I don't see any obvious changes in v1.7 or 1.7.4 as it relates to processing the PASA input GFF3 files and passing to EVM.... so this must mean its still a bug. I'll dig into it now and see if I can figure it out.

EarlyEvol commented 4 years ago

I just looked at logs from 2 other genomes. EVM got passed the larger "best" PASA models, not just the augustus training set. Must be something weird. I'm completely rerunning predict now. Thanks for spending time on this.
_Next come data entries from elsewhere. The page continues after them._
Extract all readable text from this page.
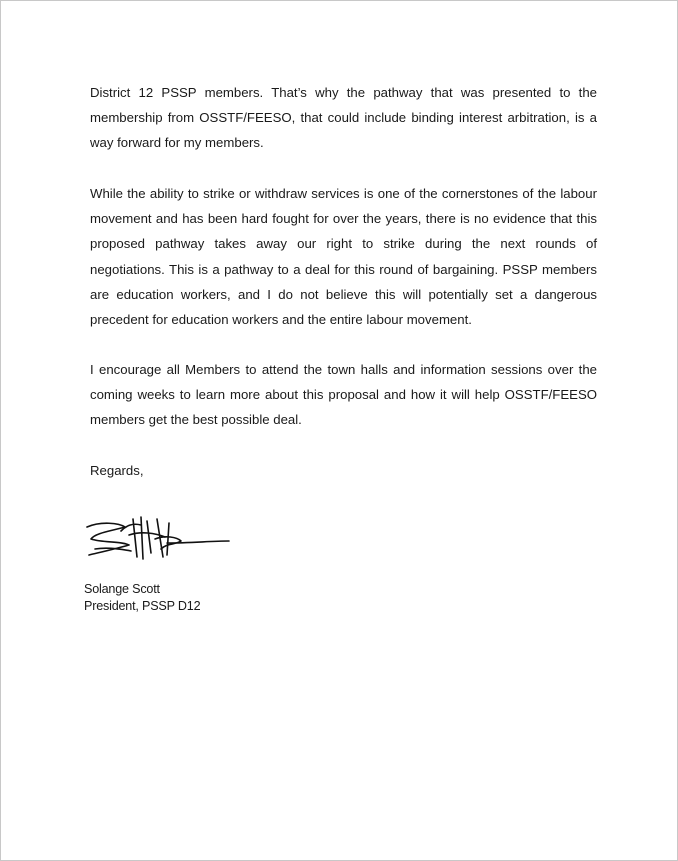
District 12 PSSP members. That’s why the pathway that was presented to the membership from OSSTF/FEESO, that could include binding interest arbitration, is a way forward for my members.

While the ability to strike or withdraw services is one of the cornerstones of the labour movement and has been hard fought for over the years, there is no evidence that this proposed pathway takes away our right to strike during the next rounds of negotiations. This is a pathway to a deal for this round of bargaining. PSSP members are education workers, and I do not believe this will potentially set a dangerous precedent for education workers and the entire labour movement.

I encourage all Members to attend the town halls and information sessions over the coming weeks to learn more about this proposal and how it will help OSSTF/FEESO members get the best possible deal.

Regards,

Solange Scott
President, PSSP D12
nextgenusfs commented 4 years ago

I think I found the bug in the current code -- pushing a change now. It might have only shown up on a re-run of predict.

EarlyEvol commented 4 years ago

NIce! glad you found it. That makes sense, I first attempted to run train and predict together. It got killed at some point within predict and I restarted. I think I deleted the incomplete intermediates, but left most of predict_misc.

nextgenusfs commented 4 years ago

Let me know if a fresh run results in the same problem -- if it does lets look specifically at the version you are running and perhaps I can just tell you which line to comment out if you don't want to upgrade. Generally I would recommend upgrading always -- but I realize you want to be consistent especially if doing some comparisons between genomes.

EarlyEvol commented 4 years ago

Jon, Sorry for the delayed response, I got distracted trying to move stuff over to a new compute cluster. On the rerun, predict with no intermediates, still just sent the PASA training models to EVM. Not sure what the difference was for this assembly vs. the others I have annotated. I checked out your recent commits and it looked like I needed to comment out lines 1298 and 1299. That did the trick! Thanks for checking this out for me! Earl

nextgenusfs commented 4 years ago

Great Earl -- thanks for following up. Yes it looks like those two lines on a re-run were basically over-writing the input PASA to the PASA-training set.